When Jeff Marshall started Buzz Bomb Skateboards, he was thinking about more than a business.
“I started my skateboard company to keep kids that I knew that had potential out of drugs,” Marshall said. “Because it gave them motivation, and it gave them determination. They started to take their focus from recreation and partying to skateboarding, because they said somebody is going to believe in me.”
He added, “The problem is, I have to drive them an hour and a half every week to take them skating.”
Marshall travels so far because Concord’s own skateboard park near Everett Arena is in disrepair. Despite a large and active community of skateboarders in the area, the small collection of obstacles hasn’t been updated since they were first built in the 1990s.

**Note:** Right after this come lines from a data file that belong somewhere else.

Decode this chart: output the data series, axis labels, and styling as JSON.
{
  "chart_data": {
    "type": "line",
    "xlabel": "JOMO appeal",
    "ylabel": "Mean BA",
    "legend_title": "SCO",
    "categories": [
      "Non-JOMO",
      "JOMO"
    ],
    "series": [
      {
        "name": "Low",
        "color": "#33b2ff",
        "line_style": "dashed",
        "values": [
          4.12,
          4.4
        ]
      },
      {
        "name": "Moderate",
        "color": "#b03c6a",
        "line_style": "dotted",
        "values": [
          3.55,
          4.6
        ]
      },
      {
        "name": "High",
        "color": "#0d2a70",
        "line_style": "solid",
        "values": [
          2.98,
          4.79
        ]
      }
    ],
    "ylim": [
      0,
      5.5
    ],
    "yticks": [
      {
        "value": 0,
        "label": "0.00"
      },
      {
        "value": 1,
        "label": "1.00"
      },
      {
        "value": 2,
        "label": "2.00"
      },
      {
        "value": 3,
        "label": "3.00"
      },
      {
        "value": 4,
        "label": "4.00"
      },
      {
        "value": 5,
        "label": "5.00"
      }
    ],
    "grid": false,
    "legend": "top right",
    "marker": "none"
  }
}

When a group of local skateboarders tried to install their own improvements in 2014, the city dismantled them, citing liability issues.
But since then, the park’s regulars and city officials have been meeting to plan a face-lift. On Tuesday night, a small but vocal crew of skateboarders met with Ward 9 Councilor Candace Bouchard and grounds division supervisor Chris Jacques to plan the next step. The group included park regulars, as well as business owners like Marshall and Melody Broider of Spank Alley Skate & Board Shop on South Main Street.
The design would need to make its way through the Recreation and Parks Advisory Committee and the Concord City Council, and the skateboarders would likely need to fundraise much of the money for the project. But Bouchard noted a project included in the proposed budget for fiscal year 2017: a replacement for the old skatehouse near the pond at White Park. Half of the $900,000 budget would likely come from the nonprofit Friends of White Park, and the city would match the other half.
“That would be ideal,” Bouchard said. “The city does seem to like partnerships. . . . The council wouldn’t put forward matching dollars or put any dollars forth without having some sort of plan or design.”
So the group of skateboarders homed in on models for Concord, pointing to parks in Hampton, Plymouth and Portland, Maine, and regularly travel to Pepperell, Mass. While they estimated that park is more than a decade old, its surface is made of concrete, rather than asphalt. That material has held up better over the years, they said. They wanted a bowl in particular, but emphasized obstacles friendly to a range of skill levels.
No matter what, the entire room agreed the skateboarders should have a strong say in how the park would look and what its obstacles would be.
“There has to be a definite ‘wow’ factor if we’re going to revamp the park,” Jacques said. “It really isn’t going to be a cookie cutter design.”
The group said visitors and passers-by expect the capital city to have a better park, but are often disappointed by what they find on the bank of the Merrimack River.
“In Concord, there’s a huge skater scene,” Alex McFarlin said. “Concord is one of the biggest skate scenes in New Hampshire, if not New England.”
While they recently hosted a cleanup at the park with the city, the skateboarders said a nicer park would be less susceptible to littering. Taylor Perron has seen kids leave trash in Concord.
“They don’t think twice about it, it just goes on the ground,” he said. “Nowhere else would you do that. . . . There’s no pride.”
“You take those kids to Hampton’s park, and they’re like, ‘I’m not going to leave that there,’ ” Marshall added.
The group agreed to meet again in a month to discuss more specific designs for the park. In the meantime, Bouchard and Jacques also suggested a road trip to scout out the Portland park.
“We’ll meet you guys there,” Perron said. “We’ll skate first.”